VerfasserIn T. Kaminski, M. Scholze, S. Houweling
Konferenz EGU General Assembly 2012
Medientyp Artikel
Sprache Englisch
Digitales Dokument PDF
Erschienen In: GRA - Volume 14 (2012)
Datensatznummer 250069516
 
Zusammenfassung
Active mission concepts can provide column-integrated atmospheric CO2 concentration (XCO2) measurements day and night over all seasons. Compared to passive mission concepts, the signal is less affected by atmospheric aerosol loading and cloud cover. XCO2 Observations provide an indirect constraint on the processes governing the terrestrial carbon, water, and energy cycles. Assimilation of XCO2 into a model of the terrestrial biosphere can extend the scope of the observational information beyond the observational period and to quantities beyond the net exchange flux. The procedure is thus suited to retrieve a suite of higher level products.
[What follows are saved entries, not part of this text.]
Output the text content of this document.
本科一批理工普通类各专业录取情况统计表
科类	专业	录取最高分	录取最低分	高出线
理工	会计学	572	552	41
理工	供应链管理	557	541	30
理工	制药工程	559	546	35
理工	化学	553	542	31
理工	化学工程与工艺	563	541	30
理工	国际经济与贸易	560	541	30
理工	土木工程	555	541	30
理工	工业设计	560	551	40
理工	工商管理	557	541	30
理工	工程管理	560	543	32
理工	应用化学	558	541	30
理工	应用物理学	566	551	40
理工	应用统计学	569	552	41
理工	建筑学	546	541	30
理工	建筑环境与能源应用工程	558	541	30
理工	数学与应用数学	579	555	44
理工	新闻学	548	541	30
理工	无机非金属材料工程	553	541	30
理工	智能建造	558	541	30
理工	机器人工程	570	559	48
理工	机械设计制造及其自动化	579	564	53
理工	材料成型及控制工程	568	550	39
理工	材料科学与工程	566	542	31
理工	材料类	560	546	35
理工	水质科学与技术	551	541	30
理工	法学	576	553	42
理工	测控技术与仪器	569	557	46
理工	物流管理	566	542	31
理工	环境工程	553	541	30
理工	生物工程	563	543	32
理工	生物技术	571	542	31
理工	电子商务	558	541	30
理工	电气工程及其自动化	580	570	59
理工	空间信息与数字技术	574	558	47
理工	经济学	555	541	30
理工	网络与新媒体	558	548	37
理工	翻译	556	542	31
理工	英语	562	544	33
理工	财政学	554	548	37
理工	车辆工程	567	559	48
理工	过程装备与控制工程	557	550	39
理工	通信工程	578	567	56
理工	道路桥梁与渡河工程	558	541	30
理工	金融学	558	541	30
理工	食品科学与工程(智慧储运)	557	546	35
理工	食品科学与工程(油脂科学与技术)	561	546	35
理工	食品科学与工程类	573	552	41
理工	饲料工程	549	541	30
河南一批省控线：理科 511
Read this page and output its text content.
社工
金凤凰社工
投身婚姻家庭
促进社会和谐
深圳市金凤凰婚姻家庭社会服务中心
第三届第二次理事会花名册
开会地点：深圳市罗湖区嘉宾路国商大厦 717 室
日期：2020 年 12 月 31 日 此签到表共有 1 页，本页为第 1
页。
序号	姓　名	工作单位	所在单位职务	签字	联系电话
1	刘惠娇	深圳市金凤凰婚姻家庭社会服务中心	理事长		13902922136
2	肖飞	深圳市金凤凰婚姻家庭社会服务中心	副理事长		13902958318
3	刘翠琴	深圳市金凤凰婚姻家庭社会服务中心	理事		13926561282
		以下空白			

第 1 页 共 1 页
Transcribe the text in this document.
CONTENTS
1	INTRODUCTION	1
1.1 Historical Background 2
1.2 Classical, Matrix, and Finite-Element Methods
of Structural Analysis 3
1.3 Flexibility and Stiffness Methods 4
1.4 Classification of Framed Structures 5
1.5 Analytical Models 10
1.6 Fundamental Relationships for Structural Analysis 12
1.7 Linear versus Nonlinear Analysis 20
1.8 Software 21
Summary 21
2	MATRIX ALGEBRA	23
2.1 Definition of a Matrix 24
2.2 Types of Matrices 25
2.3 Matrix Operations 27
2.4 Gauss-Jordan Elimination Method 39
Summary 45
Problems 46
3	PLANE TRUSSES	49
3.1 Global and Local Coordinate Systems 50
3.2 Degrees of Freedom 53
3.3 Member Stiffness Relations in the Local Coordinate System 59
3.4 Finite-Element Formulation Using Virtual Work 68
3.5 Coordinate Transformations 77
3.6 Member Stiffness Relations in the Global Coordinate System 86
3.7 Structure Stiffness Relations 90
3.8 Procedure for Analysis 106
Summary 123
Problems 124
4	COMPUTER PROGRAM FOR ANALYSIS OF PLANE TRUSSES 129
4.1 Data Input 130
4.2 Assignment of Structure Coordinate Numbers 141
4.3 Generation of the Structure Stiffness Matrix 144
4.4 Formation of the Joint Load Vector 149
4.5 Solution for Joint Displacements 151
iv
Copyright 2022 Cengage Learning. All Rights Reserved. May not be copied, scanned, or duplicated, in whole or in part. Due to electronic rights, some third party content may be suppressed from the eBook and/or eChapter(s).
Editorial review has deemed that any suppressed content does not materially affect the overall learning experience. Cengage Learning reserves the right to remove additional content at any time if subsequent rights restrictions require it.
We apply quantitative network design techniques to assess the constraint provided by an active CO2 mission such as ASCENDS in the Carbon Cycle Data Assimilation System (CCDAS). The system links the observations to the terrestrial vegetation model BETHY via the fine resolution version of the atmospheric transport model TM3. In the modelling process chain the observations are used to reduce uncertainties in the values of BETHY's process parameters, and then the uncertainty in the process parameters is mapped forward to uncertainties in both long-term net carbon flux and net primary productivity over three regions. The active mission concept yields considerably better reductions in posterior uncertainties than the ground-based GLOBALVIEW station network. This is true for assimilating monthly mean values and instantaneous values, and it is true for two potential vertical weighting functions. The strength of the constraint is high over a range of observational uncertainties.